I eventually found these common issues:

  • appcfg.py uploads do not appear on the Google Dashboard until you select them from the Versions tag.
  • Using cron jobs for keeping an application from being unserved is necessary if you want consistent response time. This gets to be a "tragedy of the commons issue" (Thanks Nick).
  • PyDev in Eclipse works well with Google App Engine.
  • Getting a local version of Python 2.5 for Ubuntu 10.04 is hard. Or you can "sudo add-apt-repository ppa:fkrull/deadsnakes" to get it.
  • Use VirtualEnvWrapper to isolate your Python2.5 for GAE from other versions of Python used for everything else.
  • Applications on appspot only switch to newly updated versions when inconvenient, regardless of what the control panel says. You should keep a version number in the title or footer to avoid wild goose-chases.

So, what else should I know?

+3  A: 

There's an awful lot to cover. If you have a specific area you're interested in, perhaps we can offer something more specific. In general terms, I'll use this opportunity to plug my blog, which has a lot of App Engine material.

I would take issue with one of your points, however:

Using cron jobs for keeping an application from being unserved is necessary if you want consistent response time.

First of all, this is a 'tragedy of the commons' issue.
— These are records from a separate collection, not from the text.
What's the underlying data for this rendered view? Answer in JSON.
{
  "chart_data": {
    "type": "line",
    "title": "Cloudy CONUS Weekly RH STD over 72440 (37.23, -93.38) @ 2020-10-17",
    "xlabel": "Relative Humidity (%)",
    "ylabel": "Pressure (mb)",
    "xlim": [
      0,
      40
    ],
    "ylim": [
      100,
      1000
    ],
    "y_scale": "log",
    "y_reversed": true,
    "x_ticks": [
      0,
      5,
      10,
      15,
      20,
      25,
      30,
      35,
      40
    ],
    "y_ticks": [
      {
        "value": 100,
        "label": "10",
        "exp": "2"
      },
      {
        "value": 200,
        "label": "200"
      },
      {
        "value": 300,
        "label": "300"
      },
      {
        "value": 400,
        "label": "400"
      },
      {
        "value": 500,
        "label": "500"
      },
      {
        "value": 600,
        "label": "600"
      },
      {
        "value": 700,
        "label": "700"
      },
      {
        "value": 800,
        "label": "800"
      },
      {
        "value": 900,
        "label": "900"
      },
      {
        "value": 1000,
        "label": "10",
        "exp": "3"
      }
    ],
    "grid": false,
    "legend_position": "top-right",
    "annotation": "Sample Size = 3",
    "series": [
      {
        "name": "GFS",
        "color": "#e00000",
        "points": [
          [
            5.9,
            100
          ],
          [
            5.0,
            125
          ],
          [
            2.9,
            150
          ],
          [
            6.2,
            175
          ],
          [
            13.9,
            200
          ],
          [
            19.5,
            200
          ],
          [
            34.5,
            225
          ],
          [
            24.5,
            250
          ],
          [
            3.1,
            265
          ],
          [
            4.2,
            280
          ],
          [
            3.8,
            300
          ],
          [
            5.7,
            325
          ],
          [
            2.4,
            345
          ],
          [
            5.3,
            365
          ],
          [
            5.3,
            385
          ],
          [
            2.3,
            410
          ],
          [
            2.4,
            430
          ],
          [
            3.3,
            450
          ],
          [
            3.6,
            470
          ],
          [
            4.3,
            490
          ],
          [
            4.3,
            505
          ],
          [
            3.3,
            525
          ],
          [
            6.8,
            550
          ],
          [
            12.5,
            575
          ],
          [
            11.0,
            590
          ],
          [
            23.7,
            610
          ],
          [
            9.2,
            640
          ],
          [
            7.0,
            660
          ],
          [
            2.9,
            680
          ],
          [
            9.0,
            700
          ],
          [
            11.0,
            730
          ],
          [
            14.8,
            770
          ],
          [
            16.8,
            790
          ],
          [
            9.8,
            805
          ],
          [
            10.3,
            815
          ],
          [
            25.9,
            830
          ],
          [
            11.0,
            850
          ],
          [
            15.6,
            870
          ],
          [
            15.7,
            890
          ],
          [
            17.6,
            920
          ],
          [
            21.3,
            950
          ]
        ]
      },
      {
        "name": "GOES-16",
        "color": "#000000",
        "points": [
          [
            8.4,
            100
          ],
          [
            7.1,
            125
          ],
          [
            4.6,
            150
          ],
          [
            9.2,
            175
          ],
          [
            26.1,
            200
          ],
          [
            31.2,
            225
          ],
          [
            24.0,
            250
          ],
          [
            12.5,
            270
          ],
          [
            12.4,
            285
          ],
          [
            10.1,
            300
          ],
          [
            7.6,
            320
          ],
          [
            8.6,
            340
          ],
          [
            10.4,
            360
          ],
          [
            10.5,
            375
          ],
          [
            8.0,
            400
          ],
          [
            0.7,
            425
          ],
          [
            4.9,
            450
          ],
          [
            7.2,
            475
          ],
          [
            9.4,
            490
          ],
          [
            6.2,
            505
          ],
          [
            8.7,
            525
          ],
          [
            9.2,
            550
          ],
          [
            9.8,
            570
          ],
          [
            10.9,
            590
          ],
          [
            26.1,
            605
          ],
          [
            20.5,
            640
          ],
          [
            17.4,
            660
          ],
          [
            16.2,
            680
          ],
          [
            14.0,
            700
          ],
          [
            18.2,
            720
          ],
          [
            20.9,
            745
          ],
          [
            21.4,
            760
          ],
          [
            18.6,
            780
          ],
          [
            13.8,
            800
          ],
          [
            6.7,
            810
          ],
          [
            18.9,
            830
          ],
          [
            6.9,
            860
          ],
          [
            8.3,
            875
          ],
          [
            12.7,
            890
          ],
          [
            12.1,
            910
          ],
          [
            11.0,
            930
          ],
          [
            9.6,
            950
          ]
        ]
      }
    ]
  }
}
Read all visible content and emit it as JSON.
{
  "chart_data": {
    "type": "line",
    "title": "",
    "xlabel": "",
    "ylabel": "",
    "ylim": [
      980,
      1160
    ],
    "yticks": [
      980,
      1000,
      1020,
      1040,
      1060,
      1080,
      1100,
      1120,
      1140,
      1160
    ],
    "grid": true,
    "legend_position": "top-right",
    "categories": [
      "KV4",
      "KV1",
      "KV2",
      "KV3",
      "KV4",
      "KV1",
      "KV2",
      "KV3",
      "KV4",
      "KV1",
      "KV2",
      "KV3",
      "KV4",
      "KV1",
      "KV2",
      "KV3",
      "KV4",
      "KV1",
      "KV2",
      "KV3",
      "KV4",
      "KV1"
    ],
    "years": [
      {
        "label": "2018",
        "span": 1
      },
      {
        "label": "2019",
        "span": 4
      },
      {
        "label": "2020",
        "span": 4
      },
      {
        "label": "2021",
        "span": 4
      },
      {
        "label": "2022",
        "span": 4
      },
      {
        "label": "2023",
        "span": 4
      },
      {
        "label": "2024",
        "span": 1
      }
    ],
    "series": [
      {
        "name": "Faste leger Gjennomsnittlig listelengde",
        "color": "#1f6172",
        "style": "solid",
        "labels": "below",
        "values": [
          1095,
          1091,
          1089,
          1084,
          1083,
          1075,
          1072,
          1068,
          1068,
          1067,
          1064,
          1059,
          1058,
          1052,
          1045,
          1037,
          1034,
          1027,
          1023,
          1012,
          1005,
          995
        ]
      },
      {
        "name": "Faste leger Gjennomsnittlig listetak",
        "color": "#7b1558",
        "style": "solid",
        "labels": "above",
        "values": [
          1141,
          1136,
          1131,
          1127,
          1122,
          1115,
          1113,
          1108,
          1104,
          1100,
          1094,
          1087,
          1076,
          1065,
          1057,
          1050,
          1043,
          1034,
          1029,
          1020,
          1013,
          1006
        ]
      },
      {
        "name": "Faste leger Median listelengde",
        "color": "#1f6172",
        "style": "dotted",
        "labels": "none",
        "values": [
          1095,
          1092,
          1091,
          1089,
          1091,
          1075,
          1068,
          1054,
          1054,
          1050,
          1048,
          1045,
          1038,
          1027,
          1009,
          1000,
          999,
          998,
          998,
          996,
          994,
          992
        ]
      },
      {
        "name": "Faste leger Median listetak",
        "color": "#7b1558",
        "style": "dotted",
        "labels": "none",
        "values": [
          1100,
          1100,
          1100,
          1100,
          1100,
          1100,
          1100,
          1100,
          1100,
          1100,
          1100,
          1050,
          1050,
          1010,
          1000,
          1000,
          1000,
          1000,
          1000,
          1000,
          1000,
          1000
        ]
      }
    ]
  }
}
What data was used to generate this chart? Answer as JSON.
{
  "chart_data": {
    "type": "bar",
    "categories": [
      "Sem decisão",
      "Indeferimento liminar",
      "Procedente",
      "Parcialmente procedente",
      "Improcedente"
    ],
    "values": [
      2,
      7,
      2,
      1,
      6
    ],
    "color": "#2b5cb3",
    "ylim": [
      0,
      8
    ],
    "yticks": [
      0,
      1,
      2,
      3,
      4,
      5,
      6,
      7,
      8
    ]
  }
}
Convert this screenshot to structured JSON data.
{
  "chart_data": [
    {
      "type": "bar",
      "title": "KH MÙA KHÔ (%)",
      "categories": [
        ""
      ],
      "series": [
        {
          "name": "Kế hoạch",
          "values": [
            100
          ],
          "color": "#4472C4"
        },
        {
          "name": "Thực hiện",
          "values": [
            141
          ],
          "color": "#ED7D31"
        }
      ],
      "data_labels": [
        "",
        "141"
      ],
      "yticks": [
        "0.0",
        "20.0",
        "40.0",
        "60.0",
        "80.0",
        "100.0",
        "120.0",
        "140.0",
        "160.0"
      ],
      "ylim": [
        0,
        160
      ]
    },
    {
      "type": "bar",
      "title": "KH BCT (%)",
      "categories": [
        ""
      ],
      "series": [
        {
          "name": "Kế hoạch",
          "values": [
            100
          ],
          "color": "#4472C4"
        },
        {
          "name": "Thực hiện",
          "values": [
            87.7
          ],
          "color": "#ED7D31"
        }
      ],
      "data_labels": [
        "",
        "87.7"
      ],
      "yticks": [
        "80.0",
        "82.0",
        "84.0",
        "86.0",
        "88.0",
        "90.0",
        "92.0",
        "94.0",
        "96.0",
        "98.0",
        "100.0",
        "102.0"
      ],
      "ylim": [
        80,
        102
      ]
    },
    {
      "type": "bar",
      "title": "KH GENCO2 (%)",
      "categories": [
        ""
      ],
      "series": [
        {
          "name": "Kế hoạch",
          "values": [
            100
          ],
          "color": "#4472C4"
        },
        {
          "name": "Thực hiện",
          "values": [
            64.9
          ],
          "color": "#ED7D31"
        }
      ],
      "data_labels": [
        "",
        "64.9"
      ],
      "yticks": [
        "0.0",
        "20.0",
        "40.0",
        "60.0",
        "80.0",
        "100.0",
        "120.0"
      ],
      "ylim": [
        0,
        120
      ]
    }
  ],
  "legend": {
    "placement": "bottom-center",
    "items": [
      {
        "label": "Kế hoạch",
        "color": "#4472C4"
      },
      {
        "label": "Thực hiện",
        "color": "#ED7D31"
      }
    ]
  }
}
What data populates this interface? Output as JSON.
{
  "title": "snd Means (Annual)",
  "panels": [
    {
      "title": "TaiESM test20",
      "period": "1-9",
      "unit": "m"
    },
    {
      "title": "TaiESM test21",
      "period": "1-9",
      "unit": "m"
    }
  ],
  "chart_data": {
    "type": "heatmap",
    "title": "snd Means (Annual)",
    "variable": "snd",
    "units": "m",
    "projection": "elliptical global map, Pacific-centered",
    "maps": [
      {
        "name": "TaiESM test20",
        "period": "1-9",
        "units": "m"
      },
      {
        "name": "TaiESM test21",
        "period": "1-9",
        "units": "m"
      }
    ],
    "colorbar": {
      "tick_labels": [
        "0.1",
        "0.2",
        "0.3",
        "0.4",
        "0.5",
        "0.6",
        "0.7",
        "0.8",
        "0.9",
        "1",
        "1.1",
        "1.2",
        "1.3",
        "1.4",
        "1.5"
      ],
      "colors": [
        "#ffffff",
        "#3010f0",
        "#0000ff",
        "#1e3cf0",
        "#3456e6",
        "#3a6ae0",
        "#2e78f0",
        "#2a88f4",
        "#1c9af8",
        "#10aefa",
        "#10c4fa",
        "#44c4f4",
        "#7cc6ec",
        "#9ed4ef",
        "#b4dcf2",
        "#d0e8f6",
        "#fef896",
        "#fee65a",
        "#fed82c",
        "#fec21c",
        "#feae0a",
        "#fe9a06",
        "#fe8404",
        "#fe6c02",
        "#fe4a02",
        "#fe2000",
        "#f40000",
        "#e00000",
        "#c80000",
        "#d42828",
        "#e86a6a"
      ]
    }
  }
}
Apps are unscheduled when they're idle to make way for apps that are serving traffic; a bunch of people running 'keepalive' cronjobs forces all apps to be unloaded faster, leaving everyone worse off.

Second, you're always going to get occasional loading requests, even with a keepalive cron job. Additional instances of your app are scheduled whenever required, so whenever you get a surge of traffic this will happen, and someone will inevitably get a loading request.

Finally, loading requests don't need to be a big issue. Particularly with the recent Python precompilation support we recently added, loading requests don't have to take a huge amount of time, and work you spend on optimization will benefit all your users.

Nick Johnson
It does seem to be a tragedy of the commons. Still, who wants the app take takes ten seconds to load between pages?
Charles Merriam
Your app won't take 10 seconds unless you're importing a truly spectacular amount of code. Reducing this is a good optimization strategy, and will improve all requests, not just loading requests.
Nick Johnson
+1  A: 

If you're using a "for/in" query, such as: "Find events created today by someone in this list of users", you would find that such a query does not scale, as the datastore converts it into n queries, where n is the size of "users".

To get around this issue, I assign computable key names. In the example above, the key name for an event would be:

event_<dd/mm/yy>_<user_key>

This way, you can compute all the possible key names for entities given today's date. Once you have this list, you can use:

db.get_by_key_name(key_names) 

... which fetches entities in parallel, and is much faster than using an "IN" query!